The femur requires a lot of energy to fracture, so these fractures typically occur as the result of accidents such as car crashes, contact sports or falls from a height. Any femur fracture in an infant or toddler who is not yet walking is concerning and may be a sign of child abuse. Occasionally, a femur fracture can heal in a shortened position or have some overgrowth while healing, so your doctor may suggest monitoring leg lengths for several years following the injury.

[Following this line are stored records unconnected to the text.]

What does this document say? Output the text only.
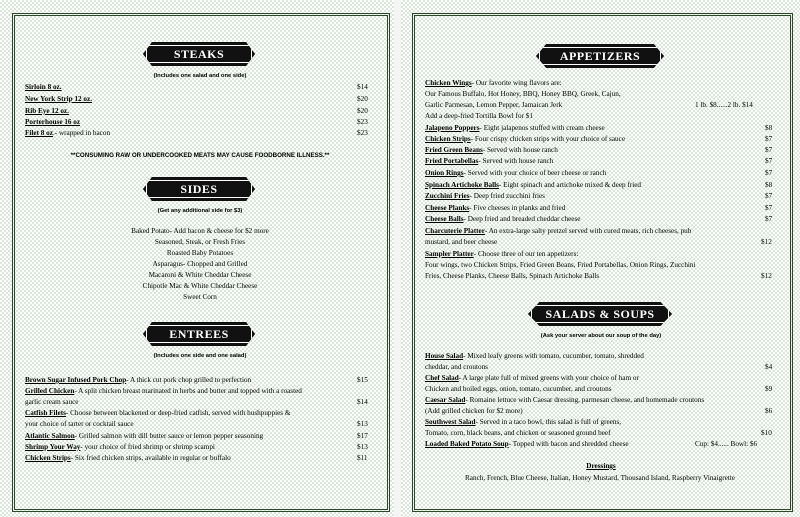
STEAKS
(Includes one salad and one side)
Sirloin 8 oz.	$14
New York Strip 12 oz.	$20
Rib Eye 12 oz.	$20
Porterhouse 16 oz	$23
Filet 8 oz.- wrapped in bacon	$23
**CONSUMING RAW OR UNDERCOOKED MEATS MAY CAUSE FOODBORNE ILLNESS.**
SIDES
(Get any additional side for $3)
Baked Potato- Add bacon & cheese for $2 more
Seasoned, Steak, or Fresh Fries
Roasted Baby Potatoes
Asparagus- Chopped and Grilled
Macaroni & White Cheddar Cheese
Chipotle Mac & White Cheddar Cheese
Sweet Corn
ENTREES
(Includes one side and one salad)
Brown Sugar Infused Pork Chop- A thick cut pork chop grilled to perfection	$15
Grilled Chicken- A split chicken breast marinated in herbs and butter and topped with a roasted
garlic cream sauce	$14
Catfish Filets- Choose between blackened or deep-fried catfish, served with hushpuppies &
your choice of tarter or cocktail sauce	$13
Atlantic Salmon- Grilled salmon with dill butter sauce or lemon pepper seasoning	$17
Shrimp Your Way- your choice of fried shrimp or shrimp scampi	$13
Chicken Strips- Six fried chicken strips, available in regular or buffalo	$11
APPETIZERS
Chicken Wings- Our favorite wing flavors are:
Our Famous Buffalo, Hot Honey, BBQ, Honey BBQ, Greek, Cajun,
Garlic Parmesan, Lemon Pepper, Jamaican Jerk	1 lb. $8......2 lb. $14
Add a deep-fried Tortilla Bowl for $1
Jalapeno Poppers- Eight jalapenos stuffed with cream cheese	$8
Chicken Strips- Four crispy chicken strips with your choice of sauce	$7
Fried Green Beans- Served with house ranch	$7
Fried Portabellas- Served with house ranch	$7
Onion Rings- Served with your choice of beer cheese or ranch	$7
Spinach Artichoke Balls- Eight spinach and artichoke mixed & deep fried	$8
Zucchini Fries- Deep fried zucchini fries	$7
Cheese Planks- Five cheeses in planks and fried	$7
Cheese Balls- Deep fried and breaded cheddar cheese	$7
Charcuterie Platter- An extra-large salty pretzel served with cured meats, rich cheeses, pub
mustard, and beer cheese	$12
Sampler Platter- Choose three of our ten appetizers:
Four wings, two Chicken Strips, Fried Green Beans, Fried Portabellas, Onion Rings, Zucchini
Fries, Cheese Planks, Cheese Balls, Spinach Artichoke Balls	$12
SALADS & SOUPS
(Ask your server about our soup of the day)
House Salad- Mixed leafy greens with tomato, cucumber, tomato, shredded
cheddar, and croutons	$4
Chef Salad- A large plate full of mixed greens with your choice of ham or
Chicken and boiled eggs, onion, tomato, cucumber, and croutons	$9
Caesar Salad- Romaine lettuce with Caesar dressing, parmesan cheese, and homemade croutons
(Add grilled chicken for $2 more)	$6
Southwest Salad- Served in a taco bowl, this salad is full of greens,
Tomato, corn, black beans, and chicken or seasoned ground beef	$10
Loaded Baked Potato Soup- Topped with bacon and shredded cheese	Cup: $4...... Bowl: $6
Dressings
Ranch, French, Blue Cheese, Italian, Honey Mustard, Thousand Island, Raspberry Vinaigrette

A fracture of the upper portion of the femur is considered a hip fracture and can be treated with a soft harness or brace in infants and toddlers. Older children and adolescents will likely require a hip spica cast or potentially surgery, depending on the location and severity of the fracture.
Femoral shaft fracture
A femoral shaft fracture is a break in the midportion of the bone. It is typically treated with a hip spica cast with or without closed reduction (setting the bone without surgery). In some cases, this type of fracture may require surgical correction using flexible nails, rigid nails or plates and screws. Older children or children with more severe fractures are more likely to require surgery due to the reduced potential for their body to naturally remodel and reshape the bone.
Distal femur fracture
These fractures occur just above the knee and frequently involve the growth plate in this area. These fractures can be treated in a long-leg cast, but if they involve the growth plate, your child’s doctor will need to monitor the leg in the future due to the potential for growth disturbance.